Yeah, that some version of it was formed — right out of the box, there was some version of it was successful. It’s like our first album or our first single hit, so yeah, it was kinda awesome because I would never have thought that, “16 years from now, you’ll still be doing this.” But here we are.

You mentioned Get a Life being a litmus test for you years ago. What are some comedies either on TV or recent movies that you enjoy?

I like Eagleheart a lot. The new season of Eagleheart is great. I worked on it for a week as a consultant, but I was just watching those guys more than anything. They’ve really done something so amazing this year. So ambitious. Every episode is like a standalone movie. And I really love The Eric Andre Show. It just kills me. It’s so funny. And it’s got such a good spirit. It’s got prank-y stuff in it, which is not always my favorite stuff, [but] I feel like he doesn’t punish people with his pranks. He makes himself the worst person in the show. I love that show.

Did you have a hand in choosing Dave Hill to take over your timeslot, or was that just the station picking him?

No, that was the station talking to him, and they agreed on that.

Do you plan on doing his show once it gets rolling?

Honestly, I have no idea. It has absolutely nothing to do with Dave Hill or anybody who would be doing that show. It’s just like, I’ve been at that place on and off since 1995. I need to just get my legs under me. I need to just take a step away from WFMU. Absolutely nothing personal about anything except for what I need for myself. It has nothing to do with the station or Dave or who’s hosting it or anything. I have some business I have to take care of that has been a long time coming.

And that would be up to Dave also. I can’t invite myself onto Dave’s show. I also don’t want him to — he needs to build what he’s gonna build. I almost feel like if the shadow of The Best Show’s hanging over it, that’s almost gonna do him a disservice. He should do his own thing, and I know he will. He doesn’t need his thing to end up feeling like some hybrid thing where you’ve gotta still work with the elements of my show. I would hope he would just jump in headfirst and do his thing the way he would do it ‘cause that’ll be the best version of his show, if he’s just owning it and making it all him. People will all listen if you kinda do your own thing. It takes a little bit of time for people to get up to speed, but then they do. When I first started my show, nobody was knocking the door down for it, but then it grows and they get into it and they get onboard. That’s all.
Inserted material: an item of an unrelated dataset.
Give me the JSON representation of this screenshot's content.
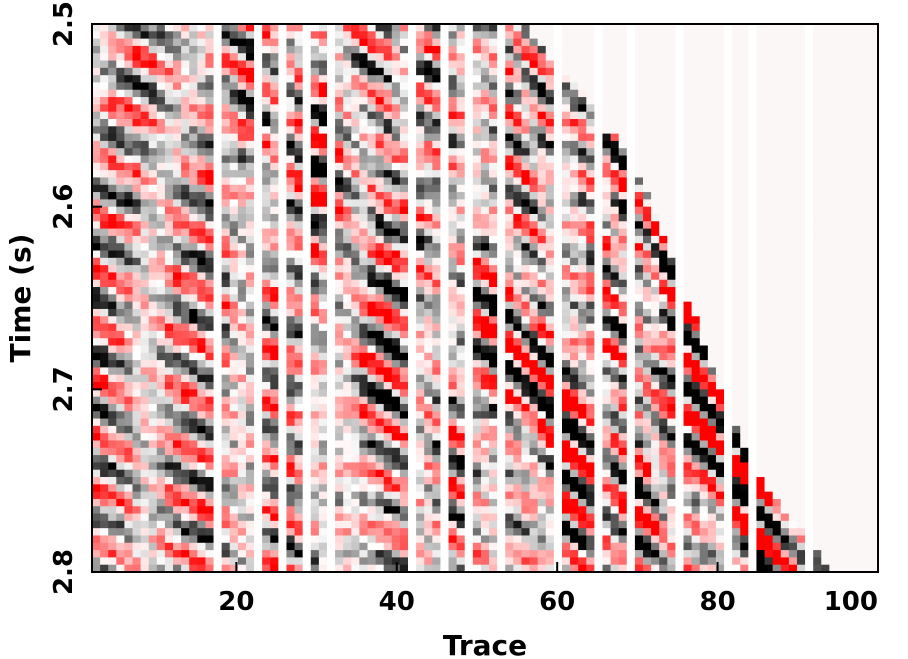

It really is his, and I just hope he feels free to do whatever he’s gonna do. That’s all.

What’s the thing you’re gonna miss most about The Best Show?

I have really no idea, and hopefully, I miss none of it because I’m just figuring out some way to do a version of what we’ve been doing that makes me happy and can have a chance to make a little bit of money. I really don’t know. I’m not a sentimental person at all with stuff. I’m always looking forward, and I’m really looking forward now, seeing what 2014 is gonna be. I hope I miss none of it, really. Look, it was something that will never happen again in my life — not to mention at all.

It was really special, and I think it’ll always be special no matter what the next thing that we do is. But I’m the one that’s still gotta figure out what that next thing is; I don’t have time to just sit and stare at what happens. Its like, we’ll figure something out. I’ve always thought of it — at the risk of sounding jerky — it’s like, we are the show. It’s not the microphones or not that studio; that wasn’t the show. Wherever we are, that’s where the show is. That’s what I want to focus on: getting the next version of the show going, in whatever form it happens.